Michigan Bankruptcy Attorneys Chapter 7 and Chapter 13 Comparison

Michigan Debt Relief Services Comparison of Bankruptcy types

In a few ways, the process in Bankruptcy Chapter 7 and Bankruptcy Chapter 13 are the same, but in numerous ways they differ. In both, you file a Voluntary Petition and associated documents devised with the assistance from an attorney. In both, you go to a 341 meeting of creditors where you’re examined by a Trustee concerning the Voluntary Petition and associated documents. That is where the similarities end.

In a Bankruptcy Chapter 7, you don’t give payments to the Trustee over time. Instead, you may sign assets over to the trustee in order to settle unpaid creditors. You could continue to pay off a mortgage or auto loan and keep the home or automobile by signing a “reaffirmation agreement” which makes it as though you didn’t file Bankruptcy on that specific loan. Chapter 7 also establishes a choice to pay off a vehicle, by paying the secured creditor the value of the collateral in exchange for a freeing by the creditor of their lien.

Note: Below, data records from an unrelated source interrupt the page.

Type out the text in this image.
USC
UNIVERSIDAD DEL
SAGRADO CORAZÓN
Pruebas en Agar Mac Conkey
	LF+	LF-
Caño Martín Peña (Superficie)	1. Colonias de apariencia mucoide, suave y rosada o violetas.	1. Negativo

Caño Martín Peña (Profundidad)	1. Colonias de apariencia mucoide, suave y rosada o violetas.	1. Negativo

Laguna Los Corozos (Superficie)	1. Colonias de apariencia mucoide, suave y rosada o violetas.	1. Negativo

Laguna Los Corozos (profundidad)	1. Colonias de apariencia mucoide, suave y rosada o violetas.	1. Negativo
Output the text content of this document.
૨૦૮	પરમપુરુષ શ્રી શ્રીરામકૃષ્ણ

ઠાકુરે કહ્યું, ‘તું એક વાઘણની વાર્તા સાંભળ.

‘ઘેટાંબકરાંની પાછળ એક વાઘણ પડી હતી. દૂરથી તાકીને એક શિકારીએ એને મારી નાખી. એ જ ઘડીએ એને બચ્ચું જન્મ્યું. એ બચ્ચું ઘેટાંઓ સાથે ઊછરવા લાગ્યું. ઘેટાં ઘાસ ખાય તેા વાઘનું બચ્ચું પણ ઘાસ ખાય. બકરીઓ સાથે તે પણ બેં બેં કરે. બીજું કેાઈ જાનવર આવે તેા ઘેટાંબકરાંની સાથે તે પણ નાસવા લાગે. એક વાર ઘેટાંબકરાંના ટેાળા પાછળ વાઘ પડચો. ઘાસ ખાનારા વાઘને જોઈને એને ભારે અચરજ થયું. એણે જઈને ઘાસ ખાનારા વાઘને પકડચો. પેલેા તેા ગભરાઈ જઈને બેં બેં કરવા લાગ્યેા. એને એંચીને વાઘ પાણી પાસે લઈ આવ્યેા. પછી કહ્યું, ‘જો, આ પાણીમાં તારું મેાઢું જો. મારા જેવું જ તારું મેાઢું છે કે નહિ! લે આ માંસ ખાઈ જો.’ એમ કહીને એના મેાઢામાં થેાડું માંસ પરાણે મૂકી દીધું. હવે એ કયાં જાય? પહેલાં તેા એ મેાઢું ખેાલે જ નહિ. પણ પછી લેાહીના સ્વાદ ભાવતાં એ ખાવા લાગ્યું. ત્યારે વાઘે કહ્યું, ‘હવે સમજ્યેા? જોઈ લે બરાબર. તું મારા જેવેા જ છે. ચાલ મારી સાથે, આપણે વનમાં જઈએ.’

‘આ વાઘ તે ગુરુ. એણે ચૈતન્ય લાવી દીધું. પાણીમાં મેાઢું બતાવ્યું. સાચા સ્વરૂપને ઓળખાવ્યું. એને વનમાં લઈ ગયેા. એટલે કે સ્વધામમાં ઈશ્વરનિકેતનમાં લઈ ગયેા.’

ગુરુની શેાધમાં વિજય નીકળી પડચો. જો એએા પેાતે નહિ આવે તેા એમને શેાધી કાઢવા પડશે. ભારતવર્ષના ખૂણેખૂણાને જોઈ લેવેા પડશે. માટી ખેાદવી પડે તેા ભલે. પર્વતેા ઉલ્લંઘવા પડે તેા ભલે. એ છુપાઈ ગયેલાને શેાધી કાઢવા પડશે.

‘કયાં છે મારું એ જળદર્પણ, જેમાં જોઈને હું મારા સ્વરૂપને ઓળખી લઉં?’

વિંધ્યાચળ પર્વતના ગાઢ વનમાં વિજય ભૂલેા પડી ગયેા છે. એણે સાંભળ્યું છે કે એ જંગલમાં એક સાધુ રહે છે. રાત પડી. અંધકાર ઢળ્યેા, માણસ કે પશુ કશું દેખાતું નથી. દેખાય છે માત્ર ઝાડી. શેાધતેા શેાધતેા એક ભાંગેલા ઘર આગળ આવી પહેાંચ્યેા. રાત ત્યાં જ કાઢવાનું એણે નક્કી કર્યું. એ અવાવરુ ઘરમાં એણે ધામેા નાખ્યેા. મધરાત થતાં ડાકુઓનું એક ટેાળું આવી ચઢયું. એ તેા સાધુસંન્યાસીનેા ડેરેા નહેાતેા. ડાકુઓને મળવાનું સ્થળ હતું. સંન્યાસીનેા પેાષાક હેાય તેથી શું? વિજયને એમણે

The Chapter 7 process is comparatively short, lasting approximately 3.5 months from filing to discharge. There are commonly no motions filed by anybody in a Chapter 7 case. Nonetheless, the process is complicated, and there are a lot of pitfalls for the unguarded, so we urge you to employ an experienced attorney. If you have low income but a lot of unsecured credit card or medical debt, Chapter 7 is for you.

In a Bankruptcy Chapter 13, you do make payments to the Trustee, with the first payment due 30 days after your case is filed. Also, in addition to a Voluntary petition and related documents, you file a Chapter 13 repayment plan, proposing to repay your debts by making 36-60 monthly payments to the Trustee. After the 341 meeting of creditors, there is another hearing called a “confirmation hearing” where your case goes before the Judge. You do not have to attend the confirmation hearing, but your attorney will be there to represent you. Creditors can file objections to confirmation if they have a problem with the proposed Chapter 13 repayment plan. Your case will be confirmed by the Judge at the confirmation hearing if you are current with your Chapter 13 payments to the Trustee, any amendments requested by the Trustee have been filed, and any objections filed by your creditors have been resolved. After that, all you have to do is make all your monthly payments under the confirmed Chapter 13 repayment and you will receive your discharge. There are usually many motions filed by creditors, the Trustee, and by your attorney on your behalf during a Chapter 13 case. Chapter 13 is even more complicated than Chapter 7, so do not attempt to proceed without an experienced attorney. We have represented thousands of Chapter 13 clients, and are a fixture in the Bankruptcy courtrooms throughout the land.